Southern California toy manufacturer Mattel brought in former General Motors designer Harry Bentley Bradley, who had most notably moonlighted on the Alexander Brothers’ Dodge Deora show auto, and turned him loose. The resulting line of Hot Wheels toy cars burst with American optimism and Detroit-plus-SoCal hot-rod verve. The collection of 16 toys—of which Bradley was accountable for 11—featured a scaled-down Deora, Ed Roth’s famed Beatnik Bandit, the Hot Heap (primarily based on Sacramento speed merchant Don Tognotti’s Grand National Roadster Show–winning 1913 Model T), an assortment of mildly customized existing-production autos, and Ford’s J-vehicle, the prototype sports racer that killed Ken Miles and ultimately evolved into the Le Mans–winning GT40 Mark IV.
Created alongside the automobiles was the famed orange track, which any kid of the late 1960s and early 1970s will recall as exceedingly hard to connect—unless the bottom rails sheared off, at which point duct tape became your speedway’s new ideal buddy.
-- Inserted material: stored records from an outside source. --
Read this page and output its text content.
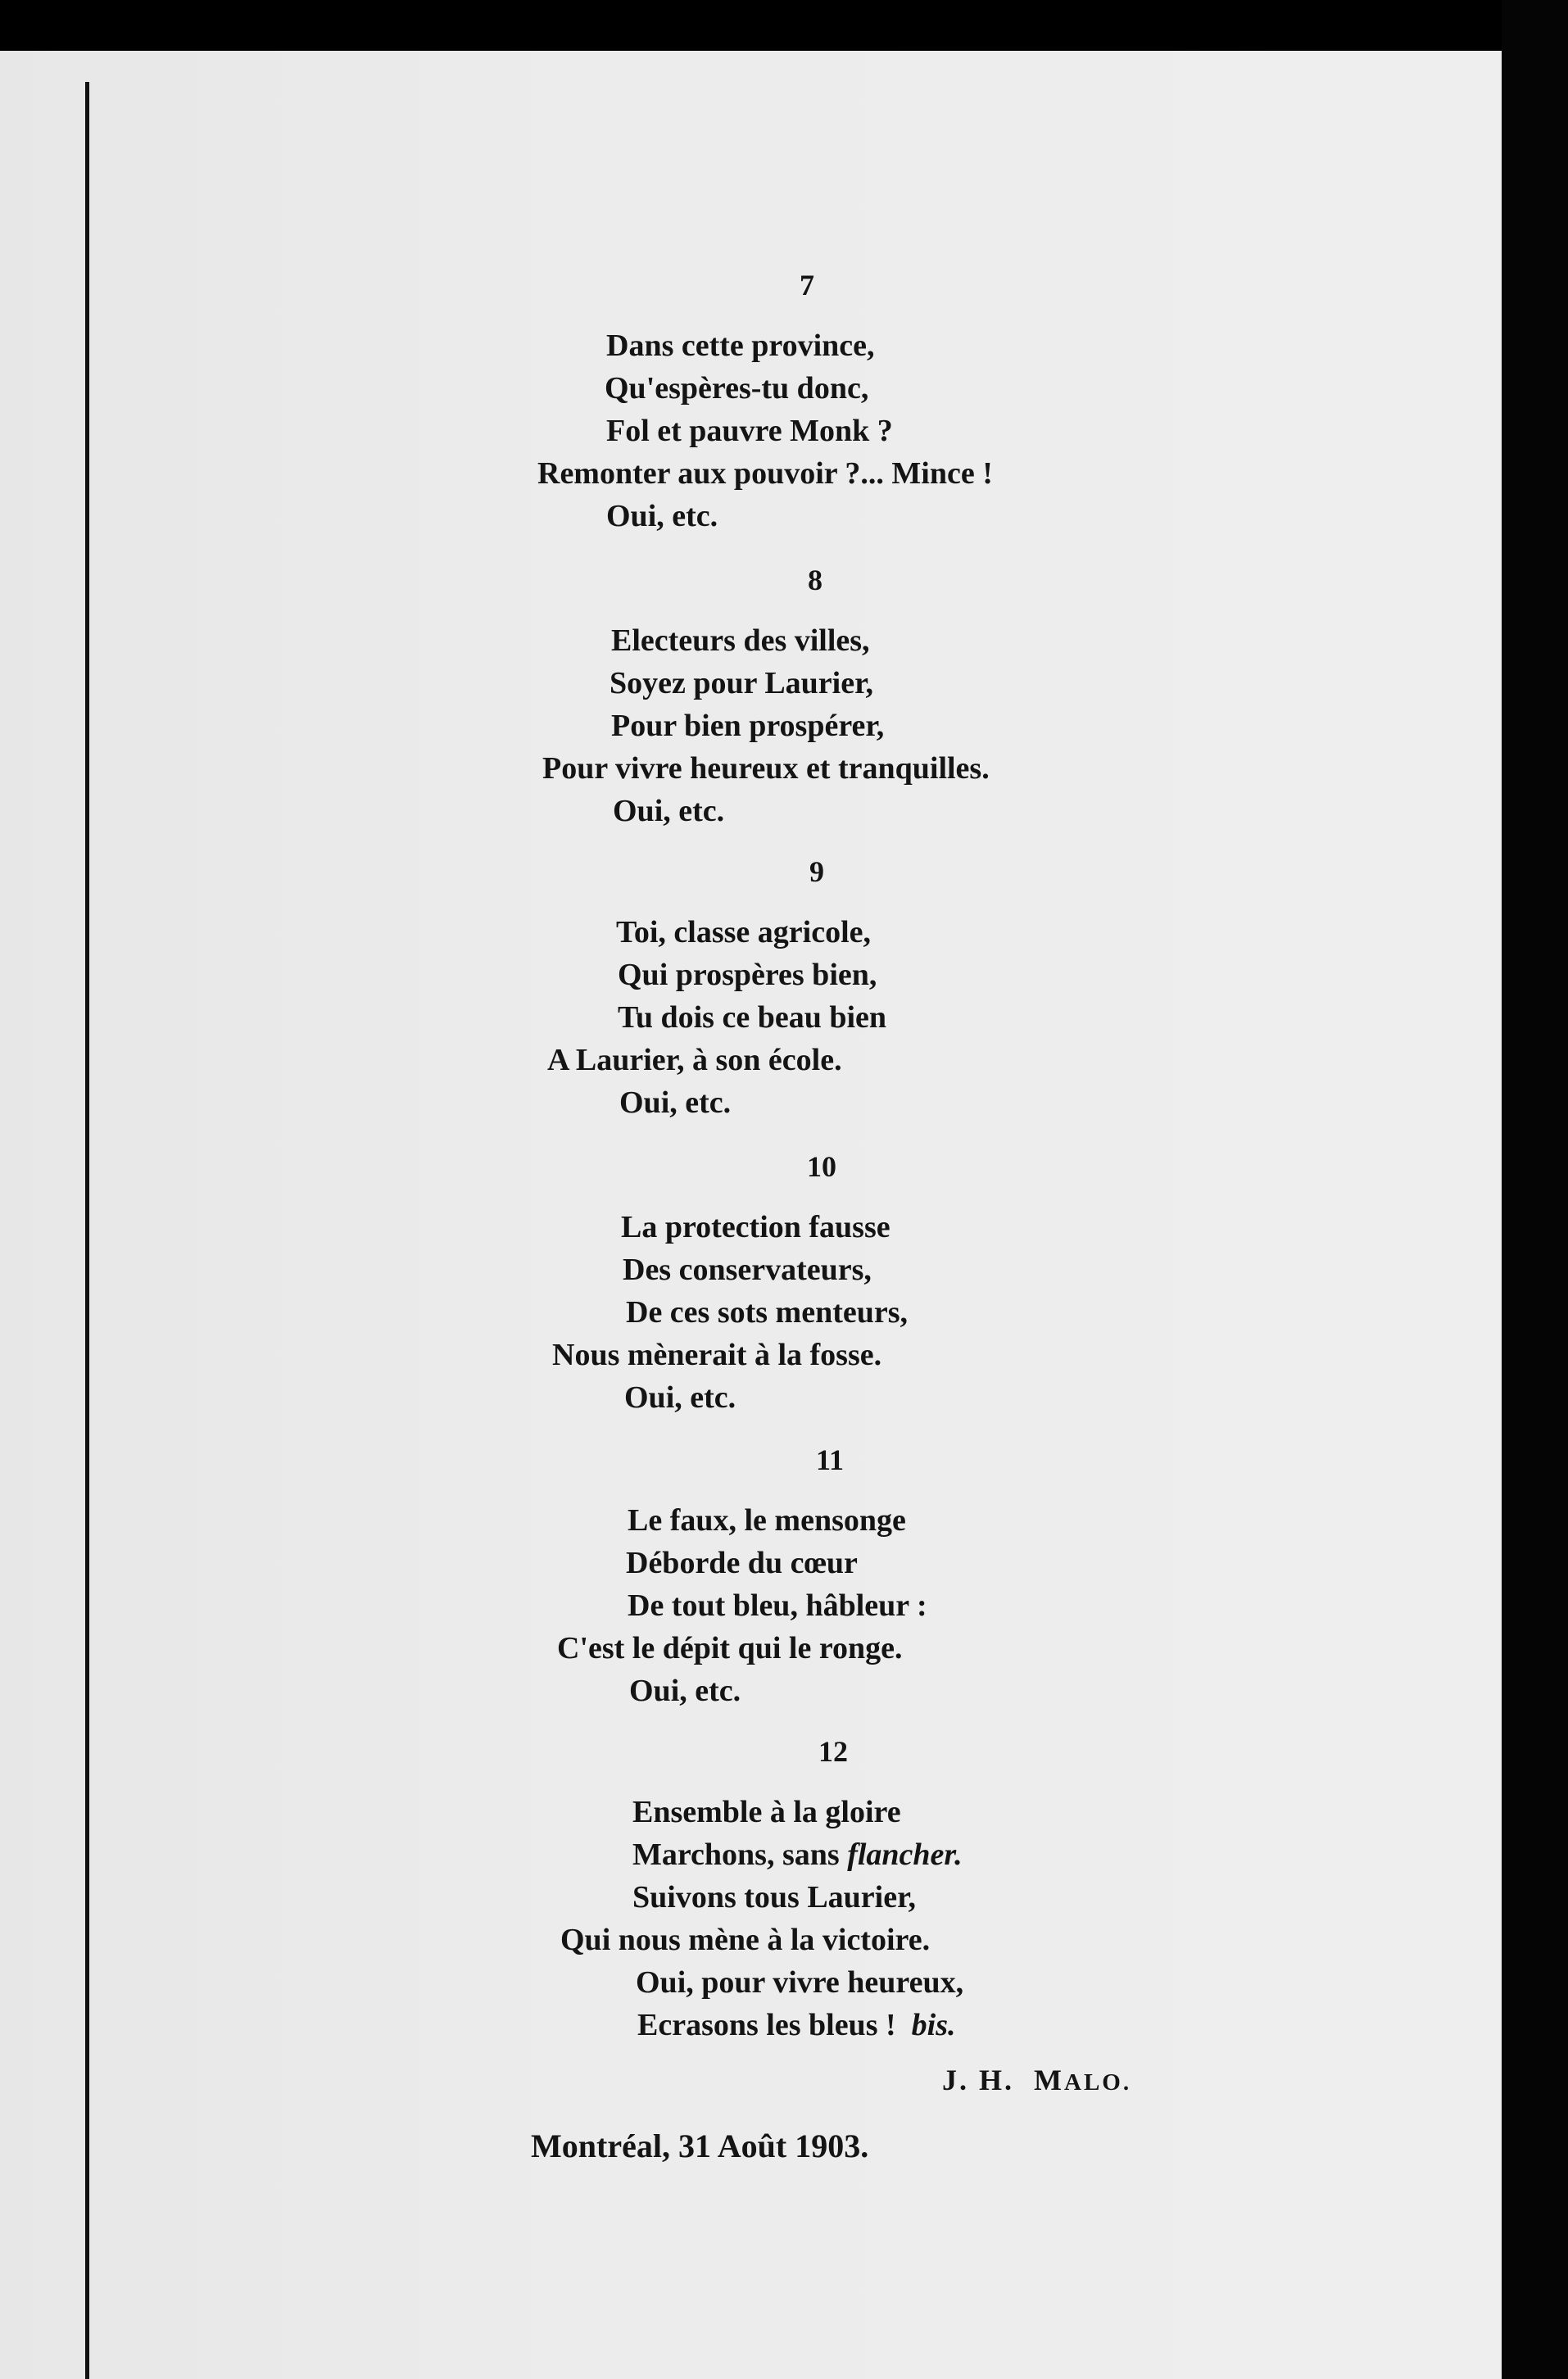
7
Dans cette province,
Qu'espères-tu donc,
Fol et pauvre Monk ?
Remonter aux pouvoir ?... Mince !
Oui, etc.
8
Electeurs des villes,
Soyez pour Laurier,
Pour bien prospérer,
Pour vivre heureux et tranquilles.
Oui, etc.
9
Toi, classe agricole,
Qui prospères bien,
Tu dois ce beau bien
A Laurier, à son école.
Oui, etc.
10
La protection fausse
Des conservateurs,
De ces sots menteurs,
Nous mènerait à la fosse.
Oui, etc.
11
Le faux, le mensonge
Déborde du cœur
De tout bleu, hâbleur :
C'est le dépit qui le ronge.
Oui, etc.
12
Ensemble à la gloire
Marchons, sans flancher.
Suivons tous Laurier,
Qui nous mène à la victoire.
Oui, pour vivre heureux,
Ecrasons les bleus ! bis.
J. H. MALO.
Montréal, 31 Août 1903.
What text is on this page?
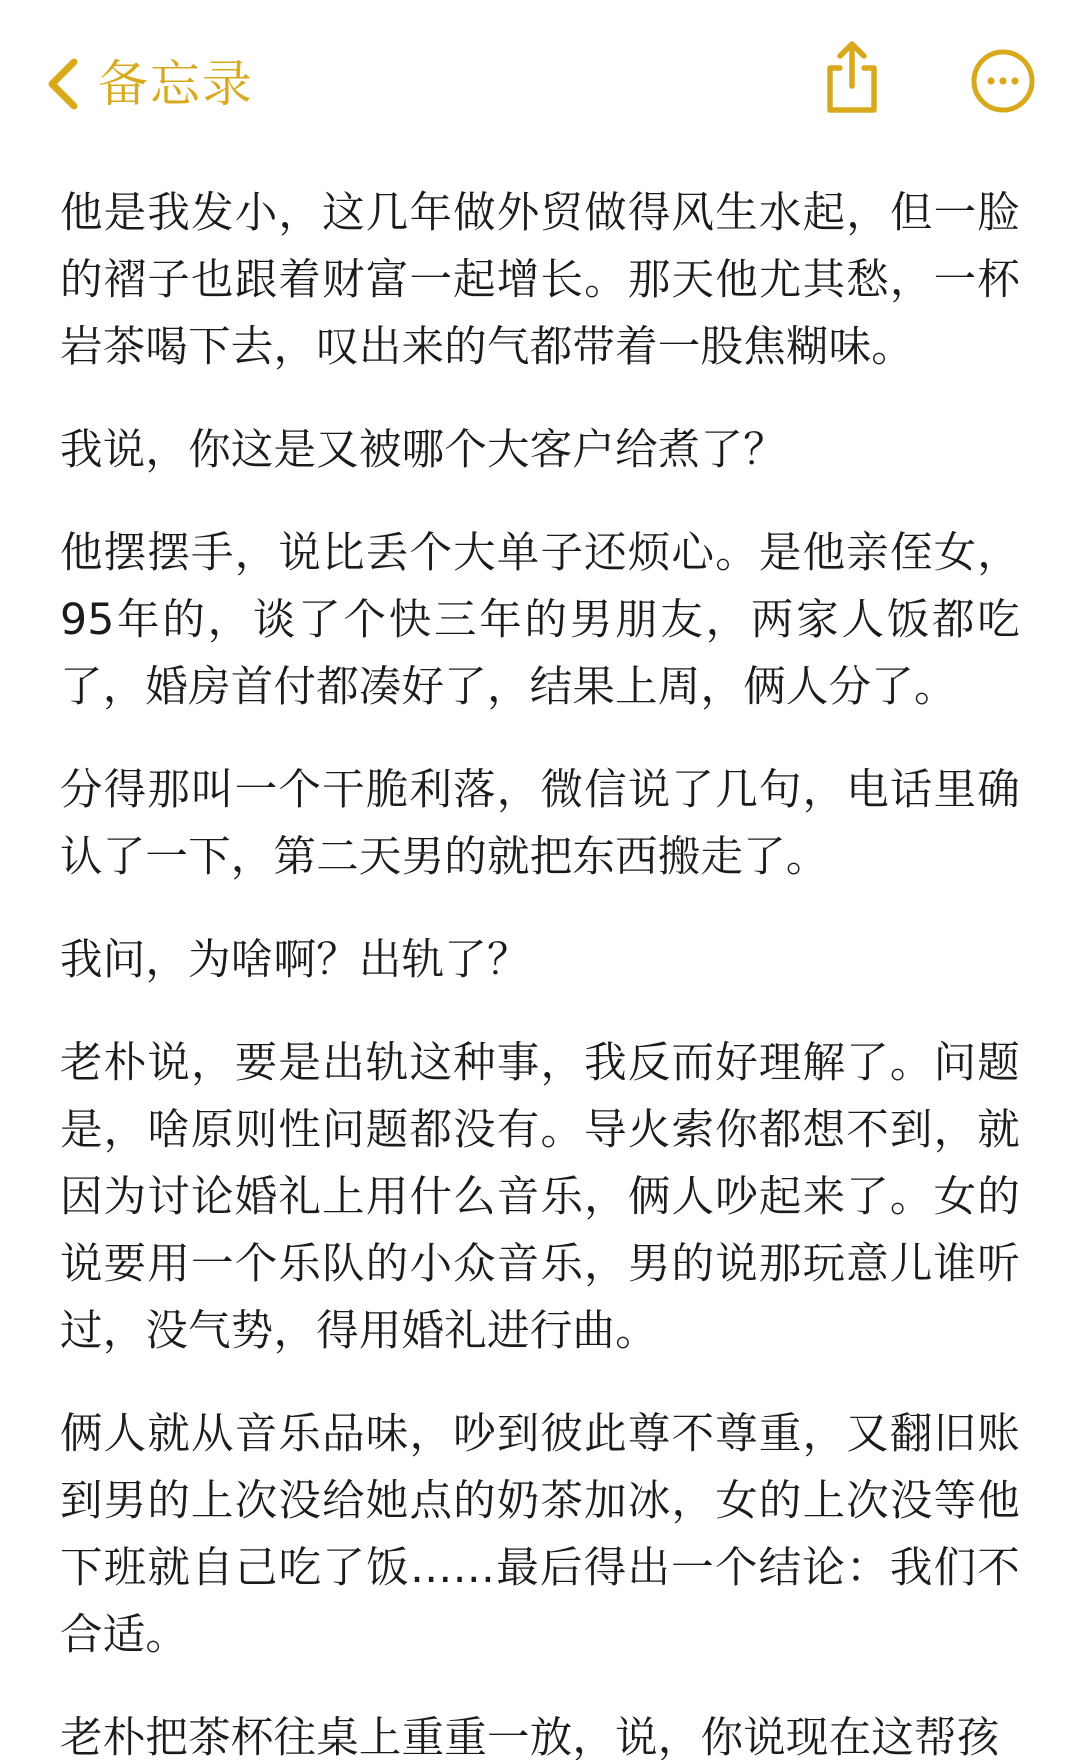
备忘录

他是我发小，这几年做外贸做得风生水起，但一脸的褶子也跟着财富一起增长。那天他尤其愁，一杯岩茶喝下去，叹出来的气都带着一股焦糊味。

我说，你这是又被哪个大客户给煮了？

他摆摆手，说比丢个大单子还烦心。是他亲侄女，95年的，谈了个快三年的男朋友，两家人饭都吃了，婚房首付都凑好了，结果上周，俩人分了。

分得那叫一个干脆利落，微信说了几句，电话里确认了一下，第二天男的就把东西搬走了。

我问，为啥啊？出轨了？

老朴说，要是出轨这种事，我反而好理解了。问题是，啥原则性问题都没有。导火索你都想不到，就因为讨论婚礼上用什么音乐，俩人吵起来了。女的说要用一个乐队的小众音乐，男的说那玩意儿谁听过，没气势，得用婚礼进行曲。

俩人就从音乐品味，吵到彼此尊不尊重，又翻旧账到男的上次没给她点的奶茶加冰，女的上次没等他下班就自己吃了饭……最后得出一个结论：我们不合适。

老朴把茶杯往桌上重重一放，说，你说现在这帮孩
Later playsets rectified the concern, but for some of us, there’s practically nothing like the original orange stuff.
With the holidays upon us, as we scurry hither and thither in search of the hottest toys for the young ones in our lives, let us take you back to the finish of the Johnson administration, when surf guitar, some plastic track, and a couple of sparkly toy cars have been all a kid needed for an afternoon’s worth of indoor amusement. Effectively, that and a few firecrackers to blow up the automobiles.